After the four walls of a given structure, the roof is sometimes referred to as the “fifth plane”—and just like the walls that hold it up, the roof is an all-important structure that can make or break a building’s performance. Florida’s tropical climate, particularly its long rainy season and frequent storms, often exacerbates trouble spots. If not properly maintained, even a minor roof problem can lead to costly repairs.
Michael Kuzelka, president and CEO of FFR [Final Flat Roof] Global Inc. in West Palm Beach says that modified bitumen is the most common type of roof in South Florida. “It’s basically from an older system that’s still is use,” he says. “It’s the same material that shingles are made out of. It’s rolled asphalt that’s put down with heat and flame. Everyone refers to it as the modified bit.”
According to experts, the modified bitumen is an evolution of asphalt roofing. It’s made from asphalt and a variety of modifiers and solvents. There are several ways of connecting pieces of this material. In a heat application process, the seams are heated to melt the asphalt together and create a seal. There is also a cold applied adhesive application process, and some self-adhesive forms of this system. This material is also referred to as APP or SBS.
“There are many types of roofs in South Florida,” adds Kuzelka, “You have TPO [Thermoplastic Olefin or Polyolefin] which is a thermal plastic, there’s PVC [Polyvinyl Chloride] which is also a plastic, PDM [Propylene Diene Monomer] which is a stretched rubber and then you have specialty products out there like the K1 product which isn’t a roof system, it’s a restoration product for roof systems. The unfortunate thing is that they all have the same types of problems.”

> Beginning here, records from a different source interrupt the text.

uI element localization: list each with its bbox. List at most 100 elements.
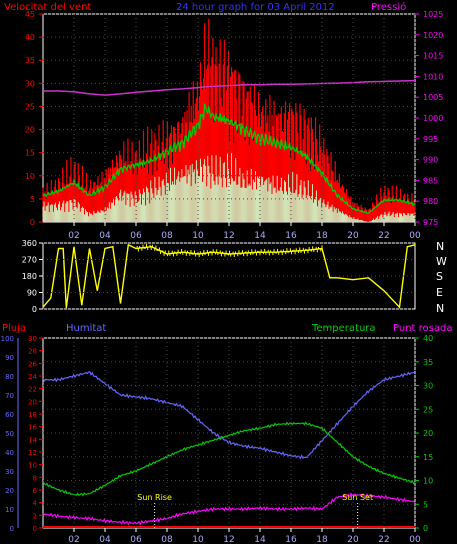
pressure-y-tick-label: 990: [423, 156, 438, 165]
humidity-y-tick-label: 100: [1, 335, 14, 343]
pressure-y-tick-label: 1005: [423, 93, 443, 102]
pressure-y-tick-label: 1020: [423, 31, 443, 40]
wind-x-tick-label: 20: [347, 231, 359, 241]
humidity-y-tick-label: 10: [5, 506, 14, 514]
climate-x-tick-label: 16: [285, 535, 297, 544]
temperature-y-tick-label: 35: [423, 358, 433, 367]
temperature-y-tick-label: 20: [423, 429, 433, 438]
wind-x-tick-label: 04: [99, 231, 111, 241]
rain-y-tick-label: 4: [33, 500, 38, 508]
temperature-line: [42, 421, 416, 497]
humidity-y-tick-label: 0: [10, 525, 14, 533]
climate-x-tick-label: 14: [254, 535, 266, 544]
temperature-y-tick-label: 10: [423, 477, 433, 486]
rain-y-tick-label: 30: [28, 335, 37, 343]
rain-y-tick-label: 16: [28, 424, 37, 432]
rain-y-tick-label: 18: [28, 411, 37, 419]
humidity-header: Humitat: [66, 323, 106, 334]
wind-x-tick-label: 06: [130, 231, 142, 241]
pressure-y-tick-label: 1000: [423, 114, 443, 123]
direction-label-s: S: [436, 270, 443, 283]
wind-x-tick-label: 10: [192, 231, 204, 241]
dewpoint-line: [42, 492, 416, 526]
pressure-line: [43, 79, 416, 96]
humidity-y-tick-label: 40: [5, 449, 14, 457]
direction-y-tick-label: 90: [27, 289, 37, 298]
climate-x-tick-label: 06: [130, 535, 142, 544]
dewpoint-header: Punt rosada: [393, 323, 452, 334]
wind-x-tick-label: 14: [254, 231, 266, 241]
temperature-header: Temperatura: [311, 323, 376, 334]
climate-x-tick-label: 02: [68, 535, 79, 544]
humidity-y-tick-label: 30: [5, 468, 14, 476]
wind-y-tick-label: 20: [25, 126, 35, 135]
direction-label-n-top: N: [436, 240, 444, 253]
direction-y-tick-label: 180: [22, 272, 37, 281]
temperature-y-tick-label: 0: [423, 524, 428, 533]
pressure-y-tick-label: 985: [423, 176, 438, 185]
sunset-label: Sun Set: [342, 493, 373, 502]
temperature-y-tick-label: 15: [423, 453, 433, 462]
wind-title: Velocitat del vent: [4, 2, 91, 13]
sunrise-label: Sun Rise: [137, 493, 172, 502]
direction-y-tick-label: 0: [32, 305, 37, 314]
pressure-title: Pressió: [371, 1, 406, 13]
climate-x-tick-label: 00: [409, 535, 421, 544]
direction-label-n-bottom: N: [436, 302, 444, 315]
direction-label-e: E: [436, 286, 443, 299]
climate-x-tick-label: 20: [347, 535, 359, 544]
rain-y-tick-label: 8: [33, 474, 37, 482]
humidity-y-tick-label: 80: [5, 373, 14, 381]
rain-y-tick-label: 2: [33, 512, 37, 520]
wind-y-tick-label: 0: [30, 218, 35, 227]
wind-y-tick-label: 45: [25, 10, 35, 19]
climate-x-tick-label: 10: [192, 535, 204, 544]
rain-y-tick-label: 10: [28, 462, 37, 470]
climate-x-tick-label: 18: [316, 535, 328, 544]
direction-y-tick-label: 360: [22, 239, 37, 248]
axis-layer: 02 04 06 08 10 12 14 16 18 20 22 000510152025303540…: [1, 10, 444, 544]
pressure-y-tick-label: 1010: [423, 72, 443, 81]
rain-y-tick-label: 6: [33, 487, 38, 495]
climate-x-tick-label: 04: [99, 535, 111, 544]
humidity-y-tick-label: 90: [5, 354, 14, 362]
pressure-y-tick-label: 1015: [423, 52, 443, 61]
temperature-y-tick-label: 5: [423, 500, 428, 509]
rain-y-tick-label: 26: [28, 360, 37, 368]
climate-x-tick-label: 12: [223, 535, 234, 544]
climate-x-tick-label: 08: [161, 535, 173, 544]
wind-x-tick-label: 16: [285, 231, 297, 241]
pressure-y-tick-label: 975: [423, 218, 438, 227]
wind-y-tick-label: 30: [25, 79, 35, 88]
wind-x-tick-label: 00: [409, 231, 421, 241]
wind-y-tick-label: 10: [25, 172, 35, 181]
wind-y-tick-label: 15: [25, 149, 35, 158]
pressure-y-tick-label: 980: [423, 197, 438, 206]
rain-y-tick-label: 24: [28, 373, 37, 381]
humidity-y-tick-label: 50: [5, 430, 14, 438]
direction-series-layer: [42, 243, 416, 309]
direction-label-w: W: [436, 255, 447, 268]
wind-x-tick-label: 02: [68, 231, 79, 241]
wind-y-tick-label: 40: [25, 33, 35, 42]
rain-y-tick-label: 20: [28, 398, 37, 406]
wind-x-tick-label: 22: [378, 231, 389, 241]
rain-y-tick-label: 28: [28, 348, 37, 356]
rain-y-tick-label: 14: [28, 436, 37, 444]
humidity-y-tick-label: 20: [5, 487, 14, 495]
wind-y-tick-label: 25: [25, 102, 35, 111]
pressure-y-tick-label: 1025: [423, 10, 443, 19]
wind-y-tick-label: 5: [30, 195, 35, 204]
rain-y-tick-label: 12: [28, 449, 37, 457]
wind-x-tick-label: 18: [316, 231, 328, 241]
temperature-y-tick-label: 30: [423, 382, 433, 391]
rain-header: Pluja: [2, 323, 26, 334]
direction-y-tick-label: 270: [22, 256, 37, 265]
wind-x-tick-label: 12: [223, 231, 234, 241]
humidity-y-tick-label: 60: [5, 411, 14, 419]
wind-y-tick-label: 35: [25, 56, 35, 65]
rain-y-tick-label: 22: [28, 386, 37, 394]
graph-title: 24 hour graph for 03 April 2012: [176, 2, 335, 13]
rain-y-tick-label: 0: [33, 525, 37, 533]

Other Surfaces and Common Problems
In addition to a flat roof, other types of roofs common to South Florida’s wind and rain-driven climate are pitched roofs, which typically will use asphalt or wood shake shingles, tile, slate, steel, metal, copper or aluminum. A metal roof in Florida will give your home the most protection of any roof type. New shingle roofs are rated as high as 130 mph but metal roofs, experts say, can sustain wind gusts up to 200 mph. These shingles are heavier than the 3-tab shingles that are put on most homes.